Purification and properties of recombinant PPX1. The results of recombinant enzyme purification are shown in Table 3. The preparation was not contaminated with pyrophosphatase (Table 4) but showed several minor protein bands under PAGE. The substrate specificity and the need for divalent metal cations of the purified recombinant exopolyphosphatase PPX1 were very similar to those of PPX1 of the parent and wild strains of S. cerevisiae studied earlier [9]. The enzyme was more active with tripolyphosphate and short-chain polyP than with long-chain polyP (Table 4). It was inactive in the absence of divalent cations, which is characteristic of PPX1 in contrast to PPN1. Magnesium or cobalt ions were needed for manifestation of the enzyme activity. Ammonium ions had an additional stimulating effect. The specific activity of the enzyme was 150 U/mg protein in the presence of 2.5 mM Mg2+ but increased to 360 U/mg protein on addition of 200 mM NH4Cl. Specific activity of the enzyme increased to 500 U/mg protein when magnesium sulfate was replaced by 0.1 mM cobalt sulfate in the presence of ammonium salt. In the presence of 2.5 mM Mg2+, heparin (1 mg/ml) inhibited the enzyme activity by 80%. This is in agreement with data obtained earlier for PPX1 [8].

Table 3. Purification of exopolyphosphatase from strain CRX/pMB1_PPX1 Sc

Table 4. Substrate specificity of purified recombinant exopolyphosphatase
Note: Specific activity taken as 100% was 110 U/mg protein.

Thus, two strains of S. cerevisiae with PPX1 overproduction have been obtained. The cytosol fractions of both strains possessed high exopolyphosphatase activities, with notable changes in polyP contents compared to the initial strains used for transformation.

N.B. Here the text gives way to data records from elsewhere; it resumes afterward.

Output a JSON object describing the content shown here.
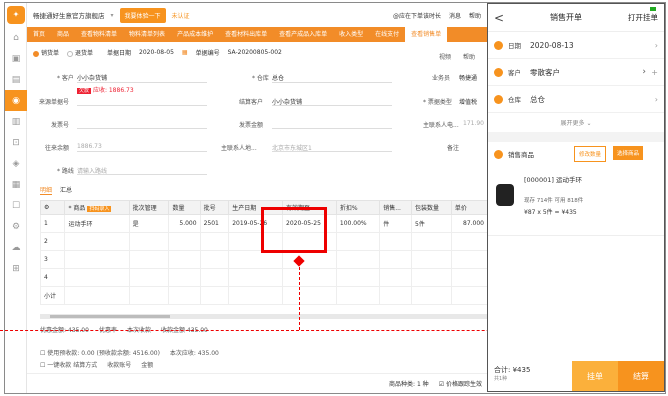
{
  "topbar": {
    "shop": "畅捷通好生意官方旗舰店",
    "trial": "我要体验一下",
    "unverified": "未认证",
    "promo": "@应在下单该时长",
    "message": "消息",
    "help": "帮助"
  },
  "nav": {
    "tabs": [
      "首页",
      "商品",
      "查看物料清单",
      "物料清单列表",
      "产品成本维护",
      "查看材料出库单",
      "查看产成品入库单",
      "收入类型",
      "在线支付",
      "查看销售单"
    ]
  },
  "form": {
    "radio_sale": "销货单",
    "radio_return": "退货单",
    "date_label": "单据日期",
    "date_value": "2020-08-05",
    "code_label": "单据编号",
    "code_value": "SA-20200805-002",
    "video": "视频",
    "help": "帮助",
    "customer_label": "客户",
    "customer_value": "小小杂货铺",
    "debt_label": "欠款",
    "debt_value": "应收: 1886.73",
    "warehouse_label": "仓库",
    "warehouse_value": "总仓",
    "salesman_label": "业务员",
    "salesman_value": "畅捷通",
    "source_label": "来源单据号",
    "settle_label": "结算客户",
    "settle_value": "小小杂货铺",
    "invoice_type_label": "票据类型",
    "invoice_type_value": "增值税",
    "invoice_no_label": "发票号",
    "invoice_amount_label": "发票金额",
    "contact_label": "主联系人电...",
    "contact_value": "171.90",
    "prev_debt_label": "往来余额",
    "prev_debt_value": "1886.73",
    "address_label": "主联系人地...",
    "address_placeholder": "北京市东城区1",
    "remark_label": "备注",
    "route_label": "路线",
    "route_placeholder": "请输入路线"
  },
  "detail_tabs": [
    "明细",
    "汇总"
  ],
  "table": {
    "headers": [
      "",
      "商品",
      "批次管理",
      "数量",
      "批号",
      "生产日期",
      "有效期至",
      "折扣%",
      "销售...",
      "包装数量",
      "单价"
    ],
    "scan_badge": "扫码录入",
    "rows": [
      [
        "1",
        "运动手环",
        "是",
        "5.000",
        "2501",
        "2019-05-26",
        "2020-05-25",
        "100.00%",
        "件",
        "5件",
        "87.000"
      ],
      [
        "2",
        "",
        "",
        "",
        "",
        "",
        "",
        "",
        "",
        "",
        ""
      ],
      [
        "3",
        "",
        "",
        "",
        "",
        "",
        "",
        "",
        "",
        "",
        ""
      ],
      [
        "4",
        "",
        "",
        "",
        "",
        "",
        "",
        "",
        "",
        "",
        ""
      ]
    ],
    "subtotal": "小计"
  },
  "summary": {
    "line1": [
      "优惠金额: 435.00",
      "优惠率",
      "本次收款",
      "收款金额 435.00"
    ],
    "line2": [
      "使用预收款: 0.00 (预收款余额: 4516.00)",
      "本次应收: 435.00"
    ],
    "line3": [
      "一键收款 结算方式",
      "收款账号",
      "金额"
    ],
    "footer_count": "商品种类: 1 种",
    "footer_check": "价格跟踪生效"
  },
  "mobile": {
    "back": "<",
    "title": "销售开单",
    "hold": "打开挂单",
    "date_label": "日期",
    "date_value": "2020-08-13",
    "customer_label": "客户",
    "customer_value": "零散客户",
    "warehouse_label": "仓库",
    "warehouse_value": "总仓",
    "expand": "展开更多",
    "goods_label": "销售商品",
    "scan_btn": "修改数量",
    "select_btn": "选择商品",
    "item_name": "[000001] 运动手环",
    "item_stock": "现存 714件  可用 818件",
    "item_price": "¥87 x 5件 = ¥435",
    "total": "合计: ¥435",
    "total_sub": "共1种",
    "hold_btn": "挂单",
    "pay_btn": "结算"
  }
}
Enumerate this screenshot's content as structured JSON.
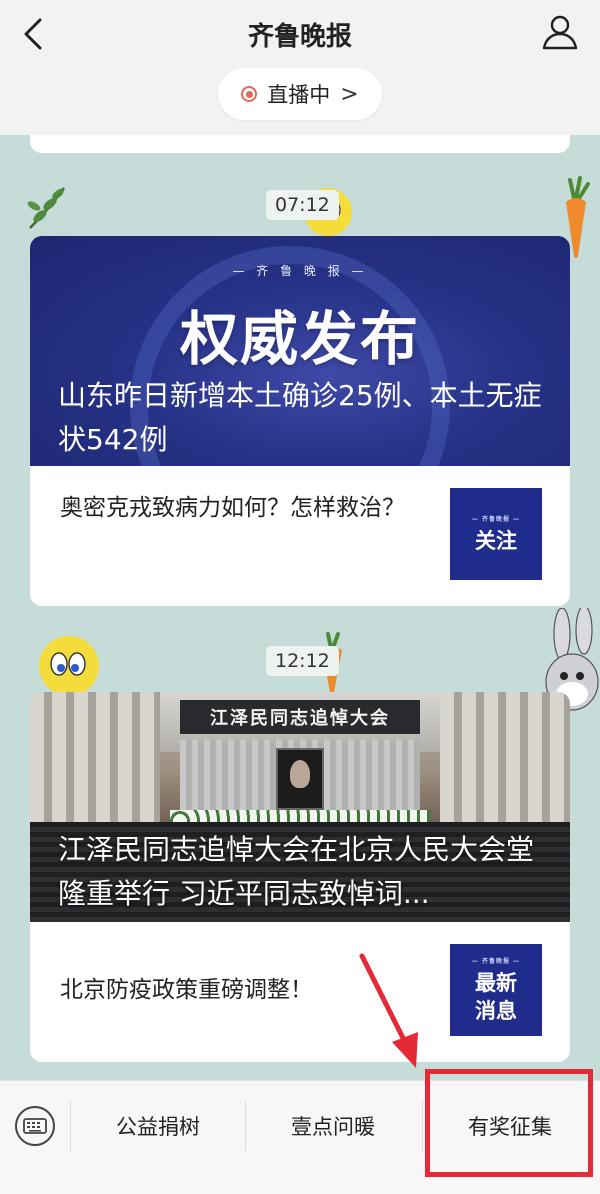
{
  "header": {
    "title": "齐鲁晚报",
    "live_label": "直播中",
    "live_chevron": ">"
  },
  "feed": [
    {
      "time": "07:12",
      "banner_brand": "— 齐 鲁 晚 报 —",
      "banner_title": "权威发布",
      "banner_headline": "山东昨日新增本土确诊25例、本土无症状542例",
      "text": "奥密克戎致病力如何？怎样救治？",
      "thumb_brand": "— 齐鲁晚报 —",
      "thumb_word": "关注"
    },
    {
      "time": "12:12",
      "stage_banner": "江泽民同志追悼大会",
      "banner_headline": "江泽民同志追悼大会在北京人民大会堂隆重举行 习近平同志致悼词...",
      "text": "北京防疫政策重磅调整！",
      "thumb_brand": "— 齐鲁晚报 —",
      "thumb_word_1": "最新",
      "thumb_word_2": "消息"
    }
  ],
  "bottom_bar": {
    "tabs": [
      "公益捐树",
      "壹点问暖",
      "有奖征集"
    ]
  },
  "colors": {
    "background": "#c5dcd9",
    "header_bg": "#f2f2f2",
    "banner_blue": "#263286",
    "thumb_blue": "#1f2c8c",
    "live_red": "#e06a5a",
    "annotation_red": "#e52a37"
  },
  "icons": {
    "back": "chevron-left-icon",
    "user": "user-icon",
    "keyboard": "keyboard-icon"
  }
}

The cytosol of S. cerevisiae is known to contain a substantial portion of the cellular polyP pool [8]. These polymers seem to be somehow protected from hydrolysis by PPX1 in the intact cell. However, in the cytosol preparations polyP is rapidly hydrolyzed even in strains with mutations in the gene of the other exopolyphosphatase, PPN1 [16].

PPX1 expression in heterologous systems results in a marked decrease in polyP content. For example, overproduction of this enzyme in Pseudomonas bacteria leads to elimination of almost 95% of polyP [17]. The expression of the yeast PPX1 in the mitochondria of human cell lines was usefully employed to reduce the level of polyP and to study the role of these polymers in bioenergetic processes and calcium transport in these organelles [18].

The absence of pronounced effect of PPX1 overexpression on polyP content in the yeast raises questions about the function of this enzyme and its participation in polyP metabolism. PPX1 exopolyphosphatase is a constitutive enzyme, and its presence in the cytosol does not prevent polyP accumulation in this compartment [19]. Its participation in polyP degradation is observed under special conditions: during the growth of the ΔPPN1 mutant in a Pi-deficient medium [16]. PPX1 hydrolyzes adenosine-5′-tetraphosphate and guanosine-5′-tetraphosphate [20]. Its functions may be elucidated by revealing new substrates for this enzyme.

This study was supported by the Russian Foundation for Basic Research (grant No. 14-04-00515).